2. BÖLÜM ¤İŞTE Kİ İLK GÜN¤

2.7K 146 16
                                    

"Ağaç ne kadar yüksek olursa olsun yaprakları yere düşer. "

Ahh... parmağımı hemen ağzıma götürdüm. Kahretsin elimi yakmıştım.

Dün geceden beri ikilemdeydim. Bir yanım lanet egoistten korkup yatağın altına saklanıp nefes almak için kafasını bile çıkartmazken diğer yanım işe alındığım için göbek atıyordu.

Düşüncelerimin savaşı gece uyumama hiç yardımcı olmamıştı. Bir sersem gibi davrandığımdan emindim. Şuan ki hareketlerimin The Walking Dead'teki zombilere ya da Gossip Girl'deki Serana'nın içmiş haline benzediğine hiç kuşkum yoktu.

Yandığı için hafif kızaran parmağımı suyun altın götürdüm. Bu işi yapabilirdim. Yapmalıydım.

İnci kaplamalı iç kısmında eyfel kulesinin resminin bulunduğu saatime baktım. Akrep 8' i yelkovan 5' i gösteriyordu. Oysa dün odadan çıktıktan sonra Hale Hanım' ın "Demir Bey çok disiplinli ve dakik bir patrondur" adlı konuşmasını koca iki saat boyunca dinlemiştim.

Elimdeki kahve dolu fincanı ve bir bardak suyu üzerinde osmanlı motifleri olan ve yan taraflarında tutacakları bulunmayan tepsinin üzerine koyup kahveyi dökmemeye dikkat ederek hızla geniş koridorda ilerledim .

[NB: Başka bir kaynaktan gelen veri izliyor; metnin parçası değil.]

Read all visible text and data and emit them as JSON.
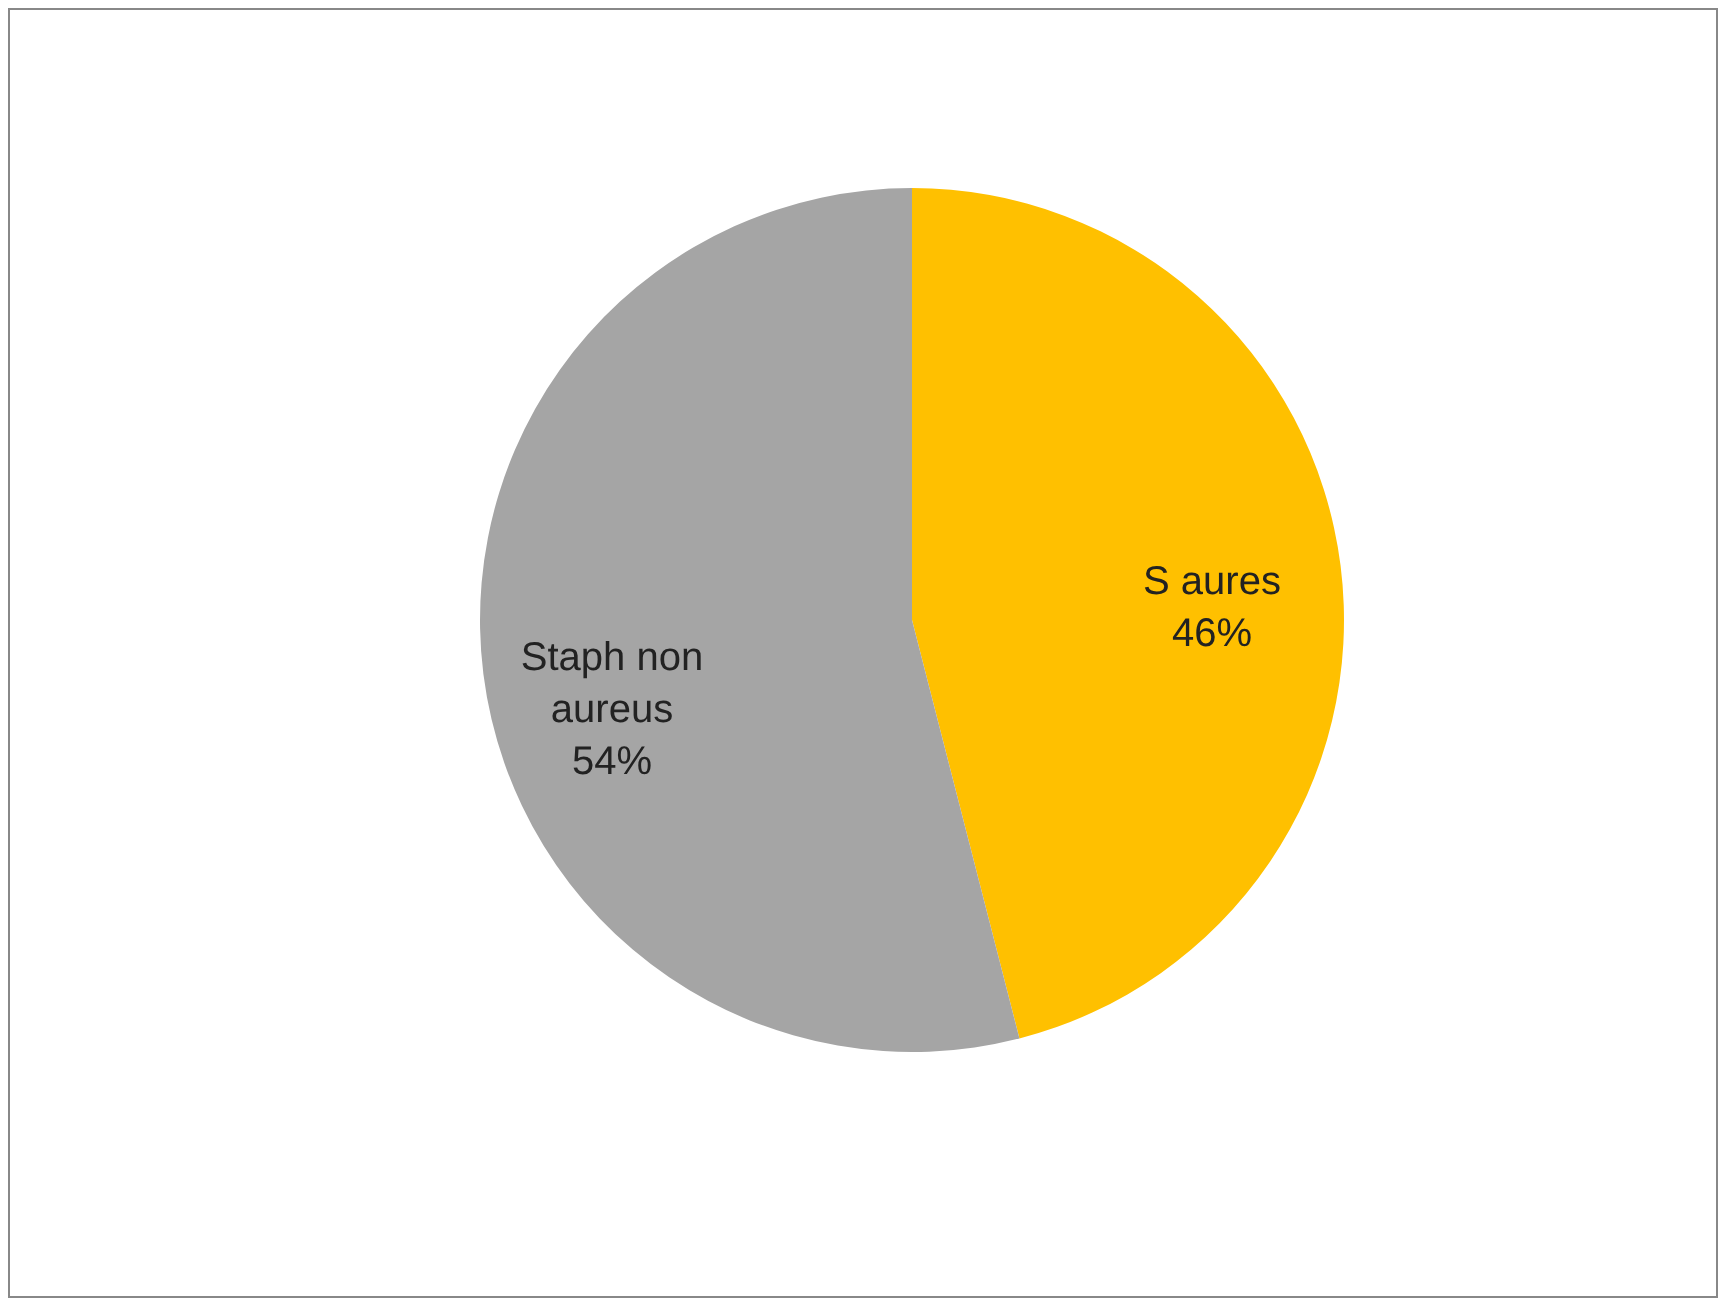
{
  "chart_data": {
    "type": "pie",
    "categories": [
      "S aures",
      "Staph non aureus"
    ],
    "values": [
      46,
      54
    ],
    "value_labels": [
      "46%",
      "54%"
    ],
    "colors": [
      "#ffc000",
      "#a5a5a5"
    ],
    "legend": false
  }
}
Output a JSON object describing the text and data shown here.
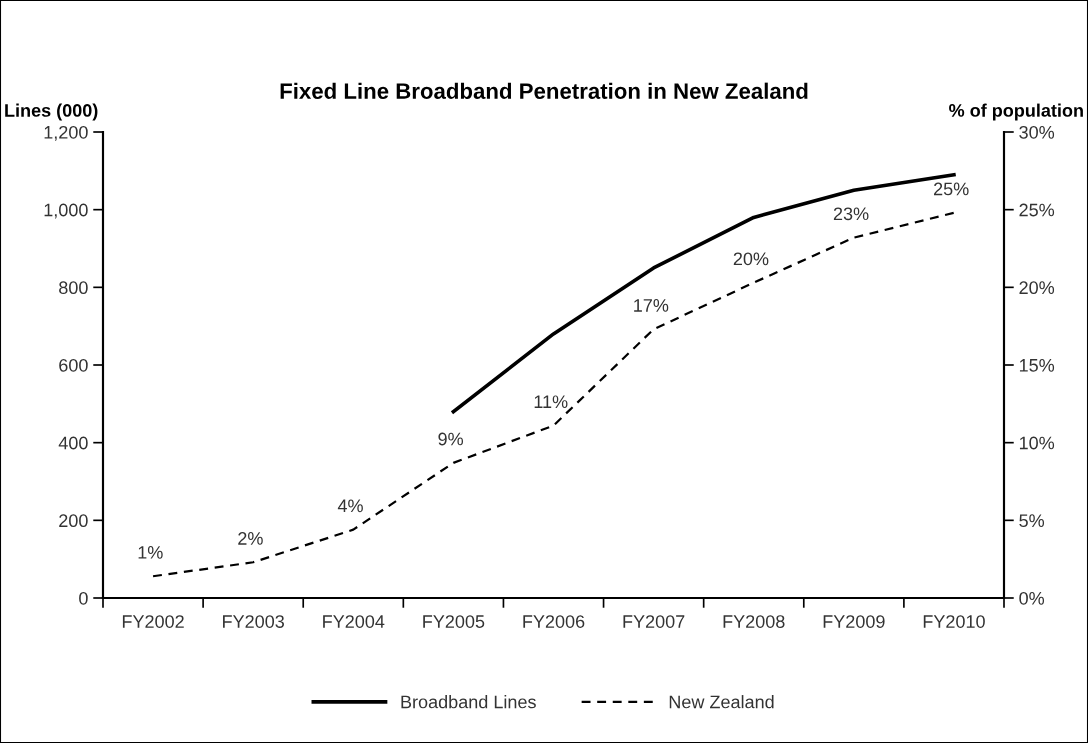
{
  "chart_data": {
    "type": "line",
    "title": "Fixed Line Broadband Penetration in New Zealand",
    "ylabel": "Lines (000)",
    "y2label": "% of population",
    "categories": [
      "FY2002",
      "FY2003",
      "FY2004",
      "FY2005",
      "FY2006",
      "FY2007",
      "FY2008",
      "FY2009",
      "FY2010"
    ],
    "series": [
      {
        "name": "Broadband Lines",
        "color": "#000000",
        "line_style": "solid",
        "values": [
          null,
          null,
          null,
          480,
          680,
          850,
          980,
          1050,
          1090
        ]
      },
      {
        "name": "New Zealand",
        "color": "#000000",
        "line_style": "dashed",
        "axis": "y2",
        "values": [
          1.4,
          2.3,
          4.4,
          8.7,
          11.1,
          17.3,
          20.3,
          23.2,
          24.8
        ],
        "value_labels": [
          "1%",
          "2%",
          "4%",
          "9%",
          "11%",
          "17%",
          "20%",
          "23%",
          "25%"
        ]
      }
    ],
    "ylim": [
      0,
      1200
    ],
    "yticks": [
      0,
      200,
      400,
      600,
      800,
      {
        "value": 1000,
        "label": "1,000"
      },
      {
        "value": 1200,
        "label": "1,200"
      }
    ],
    "y2lim": [
      0,
      30
    ],
    "y2ticks": [
      {
        "value": 0,
        "label": "0%"
      },
      {
        "value": 5,
        "label": "5%"
      },
      {
        "value": 10,
        "label": "10%"
      },
      {
        "value": 15,
        "label": "15%"
      },
      {
        "value": 20,
        "label": "20%"
      },
      {
        "value": 25,
        "label": "25%"
      },
      {
        "value": 30,
        "label": "30%"
      }
    ],
    "legend": "bottom"
  }
}
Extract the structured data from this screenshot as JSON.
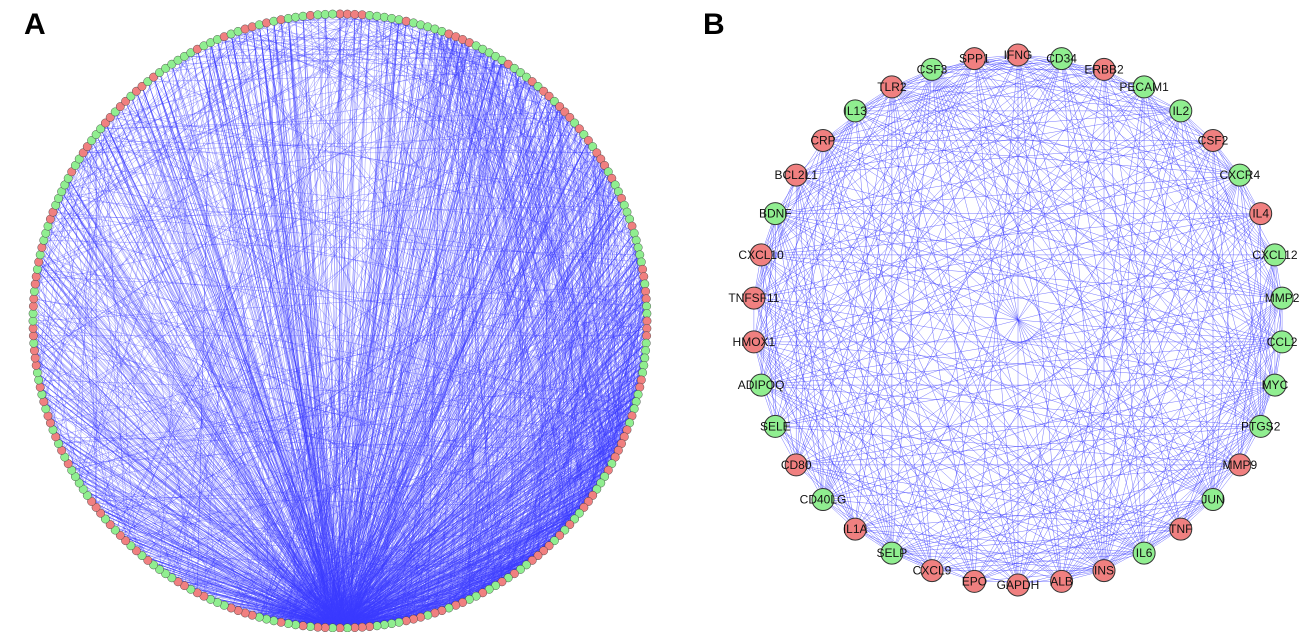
{
  "panels": {
    "a": {
      "label": "A",
      "node_count": 260,
      "edge_count": 2400
    },
    "b": {
      "label": "B",
      "nodes": [
        {
          "name": "IFNG",
          "group": "red"
        },
        {
          "name": "CD34",
          "group": "green"
        },
        {
          "name": "ERBB2",
          "group": "red"
        },
        {
          "name": "PECAM1",
          "group": "green"
        },
        {
          "name": "IL2",
          "group": "green"
        },
        {
          "name": "CSF2",
          "group": "red"
        },
        {
          "name": "CXCR4",
          "group": "green"
        },
        {
          "name": "IL4",
          "group": "red"
        },
        {
          "name": "CXCL12",
          "group": "green"
        },
        {
          "name": "MMP2",
          "group": "green"
        },
        {
          "name": "CCL2",
          "group": "green"
        },
        {
          "name": "MYC",
          "group": "green"
        },
        {
          "name": "PTGS2",
          "group": "green"
        },
        {
          "name": "MMP9",
          "group": "red"
        },
        {
          "name": "JUN",
          "group": "green"
        },
        {
          "name": "TNF",
          "group": "red"
        },
        {
          "name": "IL6",
          "group": "green"
        },
        {
          "name": "INS",
          "group": "red"
        },
        {
          "name": "ALB",
          "group": "red"
        },
        {
          "name": "GAPDH",
          "group": "red"
        },
        {
          "name": "EPO",
          "group": "red"
        },
        {
          "name": "CXCL9",
          "group": "red"
        },
        {
          "name": "SELP",
          "group": "green"
        },
        {
          "name": "IL1A",
          "group": "red"
        },
        {
          "name": "CD40LG",
          "group": "green"
        },
        {
          "name": "CD80",
          "group": "red"
        },
        {
          "name": "SELE",
          "group": "green"
        },
        {
          "name": "ADIPOQ",
          "group": "green"
        },
        {
          "name": "HMOX1",
          "group": "red"
        },
        {
          "name": "TNFSF11",
          "group": "red"
        },
        {
          "name": "CXCL10",
          "group": "red"
        },
        {
          "name": "BDNF",
          "group": "green"
        },
        {
          "name": "BCL2L1",
          "group": "red"
        },
        {
          "name": "CRP",
          "group": "red"
        },
        {
          "name": "IL13",
          "group": "green"
        },
        {
          "name": "TLR2",
          "group": "red"
        },
        {
          "name": "CSF3",
          "group": "green"
        },
        {
          "name": "SPP1",
          "group": "red"
        }
      ]
    }
  },
  "colors": {
    "edge": "#3b3bff",
    "node_red": "#f08080",
    "node_green": "#90ee90",
    "node_stroke": "#333333"
  }
}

Daha fazla beklemeden kapıyı tıklattım.

-Gir dedi.

Kendinden emin ve umursamaz ses tonuyla. Kapı kolunu çevirip içeri girdim . Arkamdan kapıyı kapatıp masasına doğru ilerledim.

Daha kahveyi bırakmak için eğildiğim masadan kalkmadan

- 5 dakika 47 saniye geç kaldın diye homurdandı.Tek kaşını kaldırıp yüzüme dik dik bakmaya başlarken

-Bir daha ki sefere saatinde getiririm efendim dedim. Başa gelen çekilirdi. Tam odadan çıkmak için hazırlanıyorken

-Ben sana çık dedim mi? dedi. Hafif kızmış bir sesle

-Biliyor musun ? dedi. Önündeki kahve fincanına bakıp bana tekrar döndü.

-Ben köpüksüz kahve içmem . Sabır dileyip kahveyi yenilemek için dışarı çıktım.

Bu sefer elimi yakmadan bol köpüklü bir kahve yapmayı başarmıştım. Bana artık yabancı gelmeyen geniş koridordan geçtiğimde kapıyı art arda iki kez çaldım. Umarım bu sefer bir sorun çıkmazdı.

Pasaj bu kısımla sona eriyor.